Thirty-eight years ago, on Memorial Day, George Lucas changed the course of history with the release of a little film called Star Wars.
Everything old is new again.
Once you’ve created the wheel, why invent a new one? That’s what big and small screen producers seem to be thinking. Those of us who remember the ’70s and ’80s have been feeling a sense of déjà vu. Planet of the Apes, Star Trek, and even The Muppets are back on the scene.
Often remakes of popular films and television shows pale in comparison to the originals. This is often true of sequels (and prequels), too. Some filmmakers know they can make money by merely appealing to nostalgia. But even the more scrupulous often find it impossible to recapture the nuances which made the original movie great.

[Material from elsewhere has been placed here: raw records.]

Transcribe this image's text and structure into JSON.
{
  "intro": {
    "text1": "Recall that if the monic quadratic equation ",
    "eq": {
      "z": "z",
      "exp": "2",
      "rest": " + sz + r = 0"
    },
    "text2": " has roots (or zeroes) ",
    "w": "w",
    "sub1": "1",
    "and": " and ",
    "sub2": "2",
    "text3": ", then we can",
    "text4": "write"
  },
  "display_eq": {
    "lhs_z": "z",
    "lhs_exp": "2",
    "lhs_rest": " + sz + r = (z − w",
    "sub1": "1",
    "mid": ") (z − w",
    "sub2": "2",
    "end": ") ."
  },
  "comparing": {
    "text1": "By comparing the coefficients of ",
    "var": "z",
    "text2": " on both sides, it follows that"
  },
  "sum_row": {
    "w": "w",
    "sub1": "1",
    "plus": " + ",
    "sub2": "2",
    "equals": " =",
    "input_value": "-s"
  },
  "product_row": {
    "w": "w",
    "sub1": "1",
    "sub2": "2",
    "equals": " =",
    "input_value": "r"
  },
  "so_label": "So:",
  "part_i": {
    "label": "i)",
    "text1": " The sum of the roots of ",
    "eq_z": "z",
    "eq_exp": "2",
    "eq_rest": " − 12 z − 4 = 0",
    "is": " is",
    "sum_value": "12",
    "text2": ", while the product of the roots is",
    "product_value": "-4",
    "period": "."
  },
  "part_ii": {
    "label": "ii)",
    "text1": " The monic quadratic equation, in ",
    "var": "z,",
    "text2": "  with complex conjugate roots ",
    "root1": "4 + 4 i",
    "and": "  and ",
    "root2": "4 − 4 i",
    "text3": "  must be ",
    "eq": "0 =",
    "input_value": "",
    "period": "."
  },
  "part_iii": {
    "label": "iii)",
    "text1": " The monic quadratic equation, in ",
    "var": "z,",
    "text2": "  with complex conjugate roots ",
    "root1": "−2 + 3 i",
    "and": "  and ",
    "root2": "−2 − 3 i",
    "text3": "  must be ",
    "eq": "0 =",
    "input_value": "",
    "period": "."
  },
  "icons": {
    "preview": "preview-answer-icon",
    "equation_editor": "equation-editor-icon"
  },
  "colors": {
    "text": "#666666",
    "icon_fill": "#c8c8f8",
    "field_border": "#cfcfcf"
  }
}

When George Lucas released Star Wars, thirty-eight years ago this Memorial Day, I am sure he believed it was a good film. I doubt he thought it would become the icon it would soon become and the influence it still is today. You never quite know what will strike a chord with an audience. By mid-August of 1977, it was clear just how strongly the chord was resonating.
Star Wars was a breath of fresh air in that cynical era. Religion of any kind seemed to be giving way to dry secularism in the culture at large. Many movies of the day were nihilistic, and Obi Wan talking about becoming part of “a larger world” was different.
Luke Skywalker was part of that larger world, and had a close connection to it. However, he had been raised by a cynical uncle who was afraid of the past, fearful Luke would become like his father. It would take mentors outside his family to teach him “the force is strong” in his family. As Yoda would tell him in The Empire Strikes Back, “You must unlearn what you have learned.”
Life is (or should be) about relearning. We are all in a very real sense a product of our history. But we don’t have to be trapped inside the falsehoods we have been told. The problem is we often continue to believe the lies even when the truth is right in front of us. And, as the scripture teaches early in Genesis, knowledge does not necessarily keep us from the dark side.
Luke needed intervention in his life, and the implication is something bigger than him was moving him toward those who could help him. But he had to trust his mentors and cooperate with what he was being taught.
When Star Wars was hitting its biggest box office numbers in August of 1977, I was beginning a significant relearning phase of my life. I had enrolled at Moody Bible Institute in Chicago. I would only be there one year, but the classes, the classmates, and the whole atmosphere in general made a big imprint on my life. I was unlearning and relearning things about myself and my God, while picking up some ideas that I would later, for better or worse, abandon. And the mandatory English class was honing my writing skills enough that I would later be able to write posts on the internet which are somewhat intelligible.
I am from a very conservative background. I was raised in churches which were part of an Association with the word “Fundamental” in its name. Attending a movie in a theater was generally frowned upon, although many of the older generation had no problem attending G-rated films, and most of my peers were getting more adventurous. Moody had a policy that students were not allowed to attend theaters, although we were allowed to watch television in the student lounge. (It was there I viewed the 1977 animated version of The Hobbit for the first time.) But I was getting some reports from back home about how great this new science fiction film was.
I was able to see Star Wars for the first time in the summer of 1978. I remember rather vividly coming in late to the discount theater where it was playing. The droids were already making their way through the Tatooine desert. It was obvious the copy being shown had seen better days, with the familiar white dots on the screen from the projector shining through holes in the cellulose. But the quality of the film did not deter me. I was hooked.
Unfortunately, by the end of the decade, many evangelical “fundamentalists” were speaking out against the Star Wars movies. They were too blind to see how God was using the films to cause people to think about spiritual things. There was even a backlash against Tolkien, who was seen by some as occultic.
Obviously I disagree with the extremists who see Star Wars as a back door to Satan. I have abandoned some of the more extreme views of those I grew up under. But I have not abandoned my belief that there is Something bigger than myself, and that belief should make a difference in how I live my life. The films by George Lucas are definitely not a religious rock I stand upon, but I am thankful for those who have considered the “larger world” because the movies exist.
In the coming months I hope to post reviews of the six Star Wars movies in anticipation of the upcoming Episode VII: The Force Awakens. There are most definitely themes which run through the movies which relate to my faith. And, I dare say, there are still some redeemable elements in the “prequels” despite the often poor dialogue and storylines.